The brain areas, which contributed to the contrast between march and waltz at the downbeat position (middle). The color-coded voxels belong to an area surrounding a local maximum in the maps of significant results of nonparametric testing the PLS results. The color represents the contrast strength, calculated as the accumulated source power difference across time points at which difference was found as significant by bootstrapping accompanied with PLS. At selected brain areas, the time series of the mean of source power within the group of adjacent voxels is shown in the surrounding panels. The anatomical labels are taken from the center of gravity of each group of connected voxels. L, Left; R, right.

The difference between the downbeat and the upbeat within the waltz context, identified by the second LV, is illustrated in Figure 5. The activities were manifested in similar areas but with more left hemispheric activities, particularly in the basal ganglia and the thalamus (Table 2). Right hemispheric regions commonly showed larger peaks at ∼80 ms latency for the upbeat compared with the downbeat. Furthermore, different response patterns between the left and right hemispheres were present again at hippocampal sites. The peak activity at 80 ms latency was observed in the left hippocampus with an earlier peak for the downbeat compared with the upbeat, whereas the right hippocampal area showed multiple distinct peaks after 150 ms for the upbeat in the waltz condition.

Figure 5.

Maps of contrast strength between downbeat and upbeat within the waltz context (middle). Time series of source power are shown at selected voxels (surrounding panels). L, Left; R, right.

The responses in all four conditions obtained from bilateral parahippocampal gyri under the four conditions are presented in Figure 6. Bilateral hippocampal activity showed a dominant peak before 100 ms for all conditions, with somewhat earlier latency in the left hemisphere compared with the right. It is noteworthy that the time course of activities in the time interval 150–300 ms in the right hippocampal region clearly distinguishes the four conditions.

Figure 6.

Time series of the mean responses in the left and right parahippocampal areas for all four conditions.

Discussion

Our MEG data show that a subjective meter context leads to spatiotemporal modulation of neural activities in hippocampus and surrounding areas in addition to basal ganglia, premotor, auditory, and association cortices, and insula.

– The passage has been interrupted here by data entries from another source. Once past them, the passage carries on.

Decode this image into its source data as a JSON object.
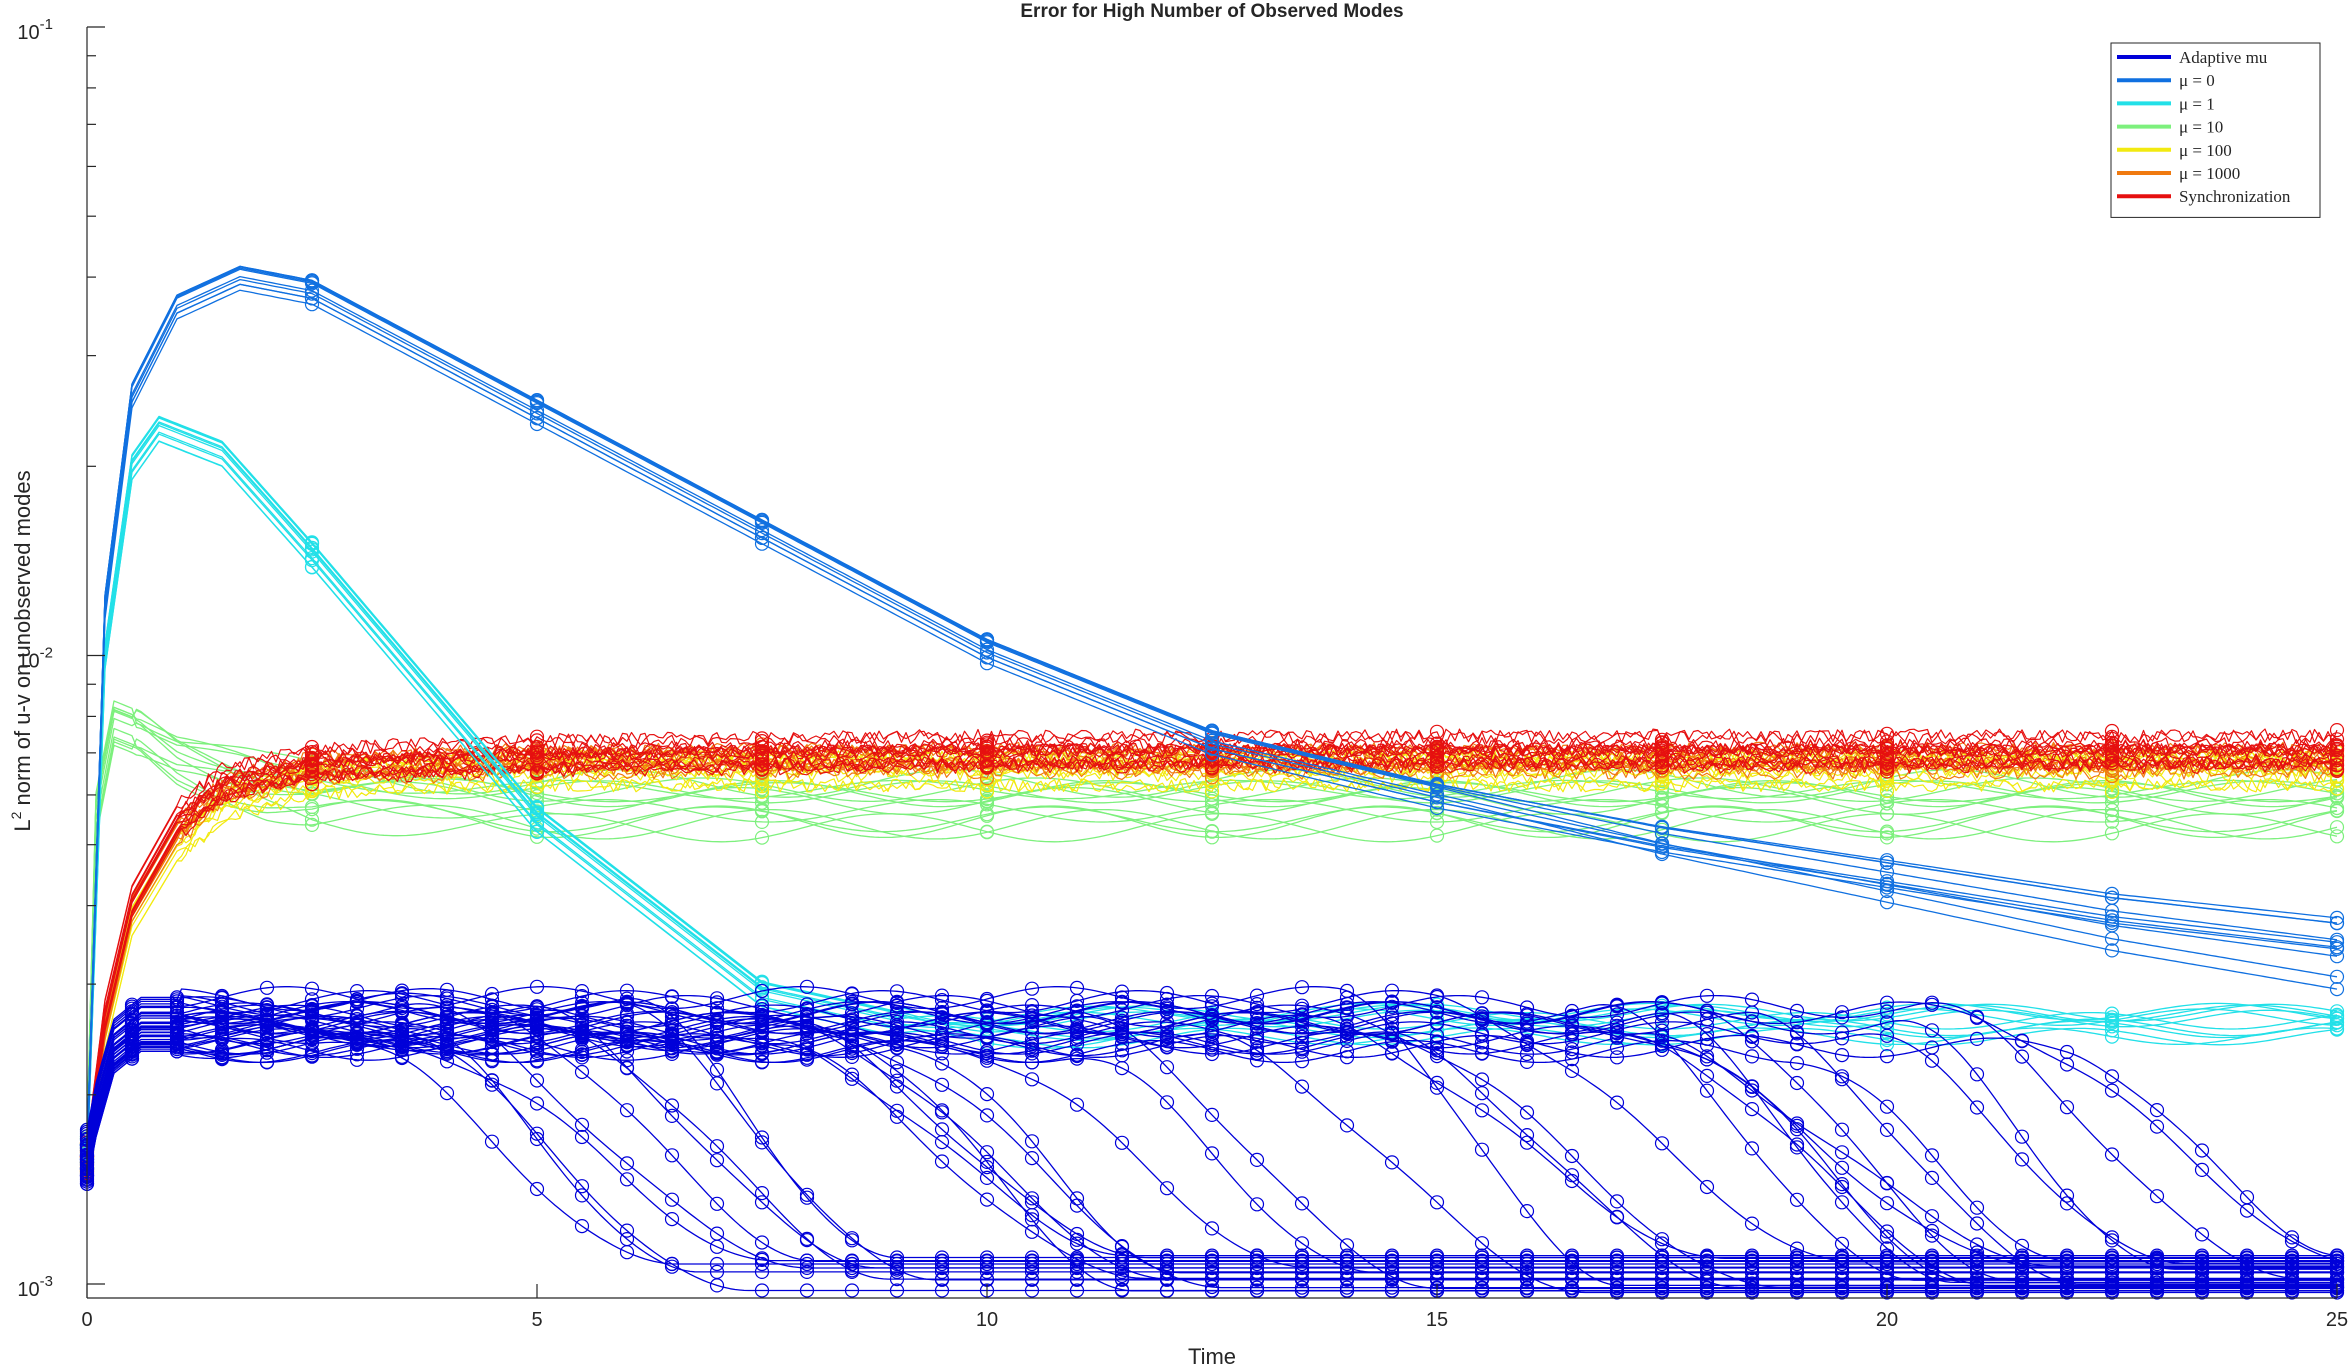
{
  "chart_data": {
    "type": "line",
    "title": "Error for High Number of Observed Modes",
    "xlabel": "Time",
    "ylabel_prefix": "L",
    "ylabel_sup": "2",
    "ylabel_suffix": " norm of u-v on unobserved modes",
    "xlim": [
      0,
      25
    ],
    "ylim": [
      0.00095,
      0.1
    ],
    "yscale": "log",
    "xticks": [
      0,
      5,
      10,
      15,
      20,
      25
    ],
    "xtick_labels": [
      "0",
      "5",
      "10",
      "15",
      "20",
      "25"
    ],
    "yticks": [
      0.001,
      0.01,
      0.1
    ],
    "ytick_labels": [
      {
        "base": "10",
        "exp": "-3"
      },
      {
        "base": "10",
        "exp": "-2"
      },
      {
        "base": "10",
        "exp": "-1"
      }
    ],
    "grid": false,
    "legend_position": "top-right",
    "markers": "circle every 2.5 time units",
    "series": [
      {
        "name": "Adaptive mu",
        "color": "#0000d9",
        "x": [
          0,
          0.1,
          0.3,
          0.6,
          1,
          2,
          3,
          5,
          10,
          15,
          20,
          25
        ],
        "plateau_values": [
          0.0016,
          0.0019,
          0.0024,
          0.0026,
          0.0026,
          0.0026,
          0.0026,
          0.0026,
          0.0026,
          0.0026,
          0.0026,
          0.0025
        ],
        "final_values": [
          0.00105,
          0.0011
        ]
      },
      {
        "name": "μ = 0",
        "color": "#1070e0",
        "x": [
          0,
          0.2,
          0.5,
          1,
          1.7,
          2.5,
          5,
          7.5,
          10,
          12.5,
          15,
          17.5,
          20,
          22.5,
          25
        ],
        "values": [
          0.0016,
          0.012,
          0.026,
          0.036,
          0.04,
          0.038,
          0.0245,
          0.0158,
          0.0102,
          0.0073,
          0.006,
          0.005,
          0.0043,
          0.0037,
          0.0033
        ]
      },
      {
        "name": "μ = 1",
        "color": "#22e0e8",
        "x": [
          0,
          0.2,
          0.5,
          0.8,
          1.5,
          2.5,
          5,
          7.5,
          9,
          10,
          12.5,
          15,
          17.5,
          20,
          22.5,
          25
        ],
        "values": [
          0.0016,
          0.01,
          0.02,
          0.023,
          0.021,
          0.0145,
          0.0055,
          0.0029,
          0.0026,
          0.00255,
          0.0026,
          0.0026,
          0.0026,
          0.0026,
          0.0026,
          0.0026
        ]
      },
      {
        "name": "μ = 10",
        "color": "#7df07d",
        "x": [
          0,
          0.1,
          0.3,
          0.6,
          1,
          2,
          2.5,
          5,
          10,
          15,
          20,
          25
        ],
        "values": [
          0.0016,
          0.0055,
          0.0077,
          0.0074,
          0.0068,
          0.0061,
          0.0059,
          0.0057,
          0.0057,
          0.0057,
          0.0057,
          0.0057
        ]
      },
      {
        "name": "μ = 100",
        "color": "#f2ea10",
        "x": [
          0,
          0.2,
          0.5,
          1,
          1.5,
          2.5,
          5,
          10,
          15,
          20,
          25
        ],
        "values": [
          0.0016,
          0.0025,
          0.0038,
          0.005,
          0.0058,
          0.0064,
          0.0066,
          0.0066,
          0.0066,
          0.0066,
          0.0066
        ]
      },
      {
        "name": "μ = 1000",
        "color": "#f07a10",
        "x": [
          0,
          0.2,
          0.5,
          1,
          1.5,
          2.5,
          5,
          10,
          15,
          20,
          25
        ],
        "values": [
          0.0016,
          0.0026,
          0.004,
          0.0053,
          0.0062,
          0.0067,
          0.0069,
          0.0069,
          0.0069,
          0.0069,
          0.0069
        ]
      },
      {
        "name": "Synchronization",
        "color": "#e61010",
        "x": [
          0,
          0.2,
          0.5,
          1,
          1.5,
          2.5,
          5,
          10,
          15,
          20,
          25
        ],
        "values": [
          0.0016,
          0.0027,
          0.0041,
          0.0055,
          0.0063,
          0.0068,
          0.007,
          0.0071,
          0.0071,
          0.0071,
          0.0071
        ]
      }
    ],
    "legend": [
      {
        "label": "Adaptive mu",
        "color": "#0000d9"
      },
      {
        "label": "μ = 0",
        "color": "#1070e0"
      },
      {
        "label": "μ = 1",
        "color": "#22e0e8"
      },
      {
        "label": "μ = 10",
        "color": "#7df07d"
      },
      {
        "label": "μ = 100",
        "color": "#f2ea10"
      },
      {
        "label": "μ = 1000",
        "color": "#f07a10"
      },
      {
        "label": "Synchronization",
        "color": "#e61010"
      }
    ]
  }
}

Multivariate analysis identified a largest effect of the metric contrast between waltz and march. Although the activity in motor-related areas, especially the premotor cortex and inferior frontal gyrus (IFG) [Brodmann area 44 (BA 44)], can be explained partly by the established association of sound and action (Kohler et al., 2002), during our task, the accent contrast, obtained for waltz only, was not as strong as the metric contrast between march and waltz. Thus, the overall difference between march and waltz explained by the first LV is the primary evidence of internal metric organization rather than the accent contrast. This is by large in line with our musical experience in that the downbeat in march has a different feel from the downbeat in waltz. The same is true for the upbeat. Perhaps this is why a musical piece of one meter (march) induces a different feeling continuously at any beat from that by the piece of another meter (waltz). This clearly speaks for the significance of metric contrast observed robustly in space and time across the various brain areas.

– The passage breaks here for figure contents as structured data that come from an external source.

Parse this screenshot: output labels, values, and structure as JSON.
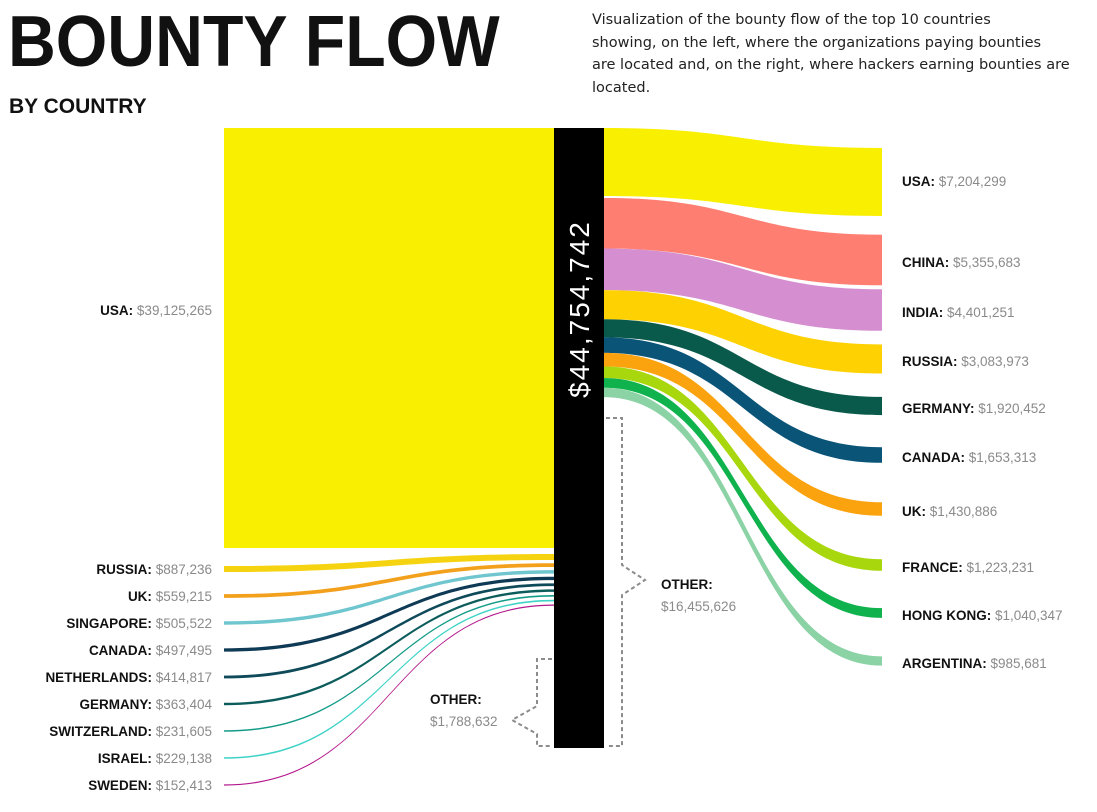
{
  "header": {
    "title": "BOUNTY FLOW",
    "subtitle": "BY COUNTRY",
    "description_lines": [
      "Visualization of the bounty flow of the top 10 countries",
      "showing, on the left, where the organizations paying bounties",
      "are located and, on the right, where hackers earning bounties are",
      "located."
    ]
  },
  "chart_data": {
    "type": "sankey",
    "total": {
      "label": "$44,754,742",
      "value": 44754742
    },
    "left_title": "",
    "right_title": "",
    "left": [
      {
        "country": "USA",
        "amount": "$39,125,265",
        "value": 39125265,
        "color": "#f9ef00"
      },
      {
        "country": "RUSSIA",
        "amount": "$887,236",
        "value": 887236,
        "color": "#f5d311"
      },
      {
        "country": "UK",
        "amount": "$559,215",
        "value": 559215,
        "color": "#f3a11c"
      },
      {
        "country": "SINGAPORE",
        "amount": "$505,522",
        "value": 505522,
        "color": "#6fc6cf"
      },
      {
        "country": "CANADA",
        "amount": "$497,495",
        "value": 497495,
        "color": "#0f3a55"
      },
      {
        "country": "NETHERLANDS",
        "amount": "$414,817",
        "value": 414817,
        "color": "#0f4a5a"
      },
      {
        "country": "GERMANY",
        "amount": "$363,404",
        "value": 363404,
        "color": "#0d5c5c"
      },
      {
        "country": "SWITZERLAND",
        "amount": "$231,605",
        "value": 231605,
        "color": "#129c88"
      },
      {
        "country": "ISRAEL",
        "amount": "$229,138",
        "value": 229138,
        "color": "#3fd3c7"
      },
      {
        "country": "SWEDEN",
        "amount": "$152,413",
        "value": 152413,
        "color": "#b3178c"
      }
    ],
    "left_other": {
      "label": "OTHER:",
      "amount": "$1,788,632",
      "value": 1788632
    },
    "right": [
      {
        "country": "USA",
        "amount": "$7,204,299",
        "value": 7204299,
        "color": "#f9ef00"
      },
      {
        "country": "CHINA",
        "amount": "$5,355,683",
        "value": 5355683,
        "color": "#fe7e72"
      },
      {
        "country": "INDIA",
        "amount": "$4,401,251",
        "value": 4401251,
        "color": "#d58fd1"
      },
      {
        "country": "RUSSIA",
        "amount": "$3,083,973",
        "value": 3083973,
        "color": "#fed103"
      },
      {
        "country": "GERMANY",
        "amount": "$1,920,452",
        "value": 1920452,
        "color": "#0a5a4c"
      },
      {
        "country": "CANADA",
        "amount": "$1,653,313",
        "value": 1653313,
        "color": "#0a5478"
      },
      {
        "country": "UK",
        "amount": "$1,430,886",
        "value": 1430886,
        "color": "#fba30f"
      },
      {
        "country": "FRANCE",
        "amount": "$1,223,231",
        "value": 1223231,
        "color": "#a9d70d"
      },
      {
        "country": "HONG KONG",
        "amount": "$1,040,347",
        "value": 1040347,
        "color": "#0fb24c"
      },
      {
        "country": "ARGENTINA",
        "amount": "$985,681",
        "value": 985681,
        "color": "#8bd2a5"
      }
    ],
    "right_other": {
      "label": "OTHER:",
      "amount": "$16,455,626",
      "value": 16455626
    }
  }
}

The hippocampus appears to play a unique and significant role in maintaining meter, a deeper involvement than observed previously in maintaining of memory for auditory sequences biased by the inferred metrical framework (Essens, 1986; Palmer and Krumhansl, 1990; Sakai et al., 1999; Phillips-Silver and Trainor, 2005). The long-latency response in hippocampal area indexes both meter and accent at different peak latencies and is likely related to anticipating the incoming stimulus sequence based on the encoded metric framework. Similar long-latency endogenous responses at ∼200–300 ms in the same area have been found previously with human intracranial recording when subjects detected a target auditory stimulus embedded in a sequence of repeated standard stimuli (McCarthy et al., 1989; Halgren et al., 1995b). Such processing requires a reference memory for both the acoustic features of sound objects as well as the timing information within the sequence. Damage to the hippocampal system in rats did not eliminate time perception but altered the memory for the duration of a timing interval when required to reproduce it (Meck et al., 1987). Together, hippocampal function seems to be involved in encoding a temporal structure, preferably as a metric-based representation, and using it for anticipation, comparison, and reproduction.

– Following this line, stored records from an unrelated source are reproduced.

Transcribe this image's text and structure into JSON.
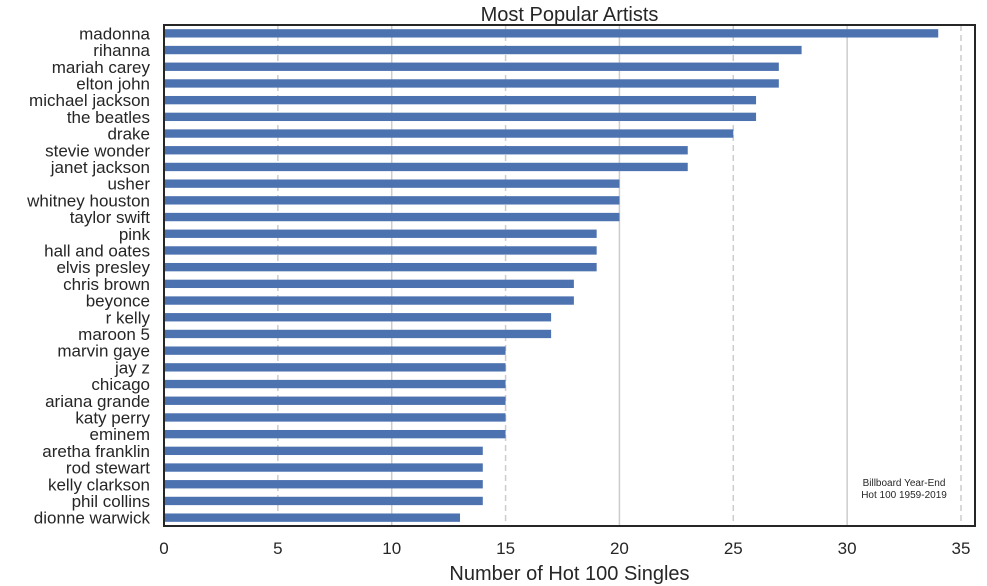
{
  "chart_data": {
    "type": "bar",
    "orientation": "horizontal",
    "title": "Most Popular Artists",
    "xlabel": "Number of Hot 100 Singles",
    "ylabel": "",
    "xlim": [
      0,
      35.8
    ],
    "xticks": [
      0,
      5,
      10,
      15,
      20,
      25,
      30,
      35
    ],
    "grid": "vertical",
    "bar_color": "#4c72b0",
    "grid_color": "#cccccc",
    "annotation": [
      "Billboard Year-End",
      "Hot 100 1959-2019"
    ],
    "categories": [
      "madonna",
      "rihanna",
      "mariah carey",
      "elton john",
      "michael jackson",
      "the beatles",
      "drake",
      "stevie wonder",
      "janet jackson",
      "usher",
      "whitney houston",
      "taylor swift",
      "pink",
      "hall and oates",
      "elvis presley",
      "chris brown",
      "beyonce",
      "r kelly",
      "maroon 5",
      "marvin gaye",
      "jay z",
      "chicago",
      "ariana grande",
      "katy perry",
      "eminem",
      "aretha franklin",
      "rod stewart",
      "kelly clarkson",
      "phil collins",
      "dionne warwick"
    ],
    "values": [
      34,
      28,
      27,
      27,
      26,
      26,
      25,
      23,
      23,
      20,
      20,
      20,
      19,
      19,
      19,
      18,
      18,
      17,
      17,
      15,
      15,
      15,
      15,
      15,
      15,
      14,
      14,
      14,
      14,
      13
    ]
  }
}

Previously, music theorists have predicted that an internal clock (Povel and Essens, 1985) or a hierarchy of multiple oscillators (Large and Kolen, 1994) is necessary for representation of meter. Corresponding neural substrates have been suggested as the combination of different timing properties of neural firing or oscillations existing in thalamic–cortical–striatal network, hippocampus, and cerebellum (Mauk and Buonomano, 2004; Buhusi and Meck, 2005; Dragoi and Buzsáki, 2006). Modulation of these circuits by auditory stimulation (Aitkin and Boyd, 1975; Brankack and Buzsáki, 1986; Gardiner and Kitai, 1992) seems to be a plausible mechanism that could lead to the generation of endogenous activities observed here. Because the current analysis examined the phase-locked response to the stimulus only, additional analysis should address the exact nature of additional oscillatory activities, which are further crucial components in temporal processing involving connections between cortex and basal ganglia (Matell and Meck, 2004).

In contrast to the response in the hippocampal area, the left basal ganglia showed an enhanced early peak for the march condition (Fig. 4). The striatum receives auditory information through projections from auditory cortex (Yeterian and Pandya, 1998; Borgmann and Jurgens, 1999) as well as auditory (LeDoux et al., 1984) and multimodal thalamic (Matsumoto et al., 2001) nuclei. The former thalamic connection also provides information to the limbic system through the amygdala, whereas the latter is involved in activating the attention system. Graybiel (1997) suggested the role of the basal ganglia as cognitive as well as motor pattern generators. Together with its ability in temporal interval encoding, the basal ganglia might be also involved in generating hierarchy of interval patterns. The larger responses for march than waltz may be associated with the perceptual advantage of binary meter (march-type hierarchy) over trinary (waltz) or more complex metric structures, possibly attributable to the symmetrical nature of our locomotion system or musical experience in Western culture, in which binary meter is more prevalent. The observed pattern of brain activity points to considerably different processing of march and waltz. Likely this can be generalized to the population grown up with Western music, because cultural influence to metric perception is strongly evident even in infancy (Hannon and Trehub, 2005). Behavioral evidence from samples of Western population show that children and adults with no musical training, and even trained musicians, have better performance in production of march-type rhythms than waltz-type rhythms, although the bias was smallest in trained musicians (Drake, 1993). Therefore, the mental representation for metric structure in trained musicians like our participants would not be much different from the untrained population. We tested musicians to minimize performance variability during finger tapping, because musicians perform tapping with higher accuracy and less variability than untrained individuals (Repp and Doggett, 2007). Thus, our hypothesis was that their precisely time-locked neural activities would continue to be consistent across the group in the subsequent listening interval.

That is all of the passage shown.